Publié le 7 mars 2025 – Mis à jour le 7 mars 2025
Zoom sur la recherche
Les exportations jouent un rôle fondamental dans la diversification des biens produits et l’évolution sectorielle de l’Afrique. Dans une concurrence mondiale intense, stimuler les exportations est toutefois un véritable défi. L’article explore dans quelle mesure la sous-évaluation des taux de change réels peut conférer un avantage compétitif au service de cet objectif. Pour 41 pays africains, entre 1995 et 2017, l’article analyse les accélérations de croissance (surges) et leurs déterminants économétriques parmi 149 produits primaires ou manufacturés relevant de la classification internationale harmonisée à quatre chiffres (HS4). Sur l’ensemble de ces observations 96 épisodes sont identifiés.
Les épisodes d’accélération de croissance des exportations : un phénomène rare
Une accélération est définie par deux phénomènes : une croissance soutenue sur plusieurs années (sept ans dans notre étude empirique) et une augmentation concomitante de la part du marché mondial sur le produit considéré. Cette situation n’arrive que rarement : la probabilité inconditionnelle d’observer l’événement n’est que de 2,3% par an.

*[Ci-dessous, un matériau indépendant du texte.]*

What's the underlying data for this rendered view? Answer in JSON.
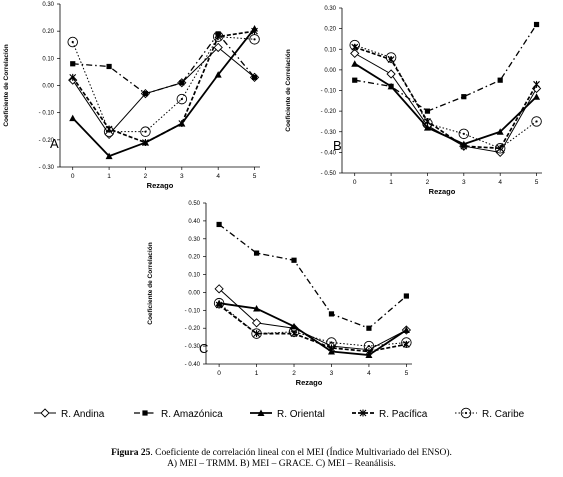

Entre 1995 et 2017, ces accélérations ont été observées pour 149 produits HS4. Les résultats montrent que les événements concernant les produits agricoles ont dominé ceux relatifs aux produits manufacturés, notamment en Afrique de l’Ouest. Parallèlement, les exportations de biens manufacturés, bien que moins fréquentes, montrent un potentiel prometteur de nature à promouvoir la diversification économique. Les épisodes d’accélération se sont généralement produits avant 2008, une période de forte croissance mondiale largement soutenue par la demande chinoise de matières premières.
La sous-évaluation : un outil, mais pas une solution universelle
On parle de sous-évaluation d'une devise lorsqu'une monnaie est cotée à un niveau inférieur à sa "valeur réelle". Les coûts de production sont alors réduits en termes relatifs, rendant les produits locaux plus compétitifs sur les marchés internationaux.
Notre analyse montre qu’une sous-évaluation de 10 % de la monnaie locale augmente la probabilité de survenance d’un épisode d’accélération de croissance des exportations de 22 % pour les produits primaires et de 11 % pour les biens manufacturés. Le mécanisme de change agit comme un catalyseur permettant le renforcement de la compétitivité à l’exportation. Bien que la sous-évaluation soit un levier stratégique, elle n’est pas suffisante en elle-même. D’autres facteurs structurants sont essentiels pour l’obtention de ce genre de performance :
- Infrastructure numérique : Un meilleur accès à Internet réduit les coûts de transaction et améliore l’intégration des entreprises dans les chaînes de valeur mondiales.
- Gouvernance efficace : La réduction de la corruption diminue les coûts cachés et améliore la confiance des investisseurs et des partenaires commerciaux.
- Capital humain qualifié : Les pays dotés d’une population mieux éduquée affichent de meilleures performances, notamment dans les branches manufacturières à forte valeur ajoutée.
Quelles implications concrètes pour les décideurs ?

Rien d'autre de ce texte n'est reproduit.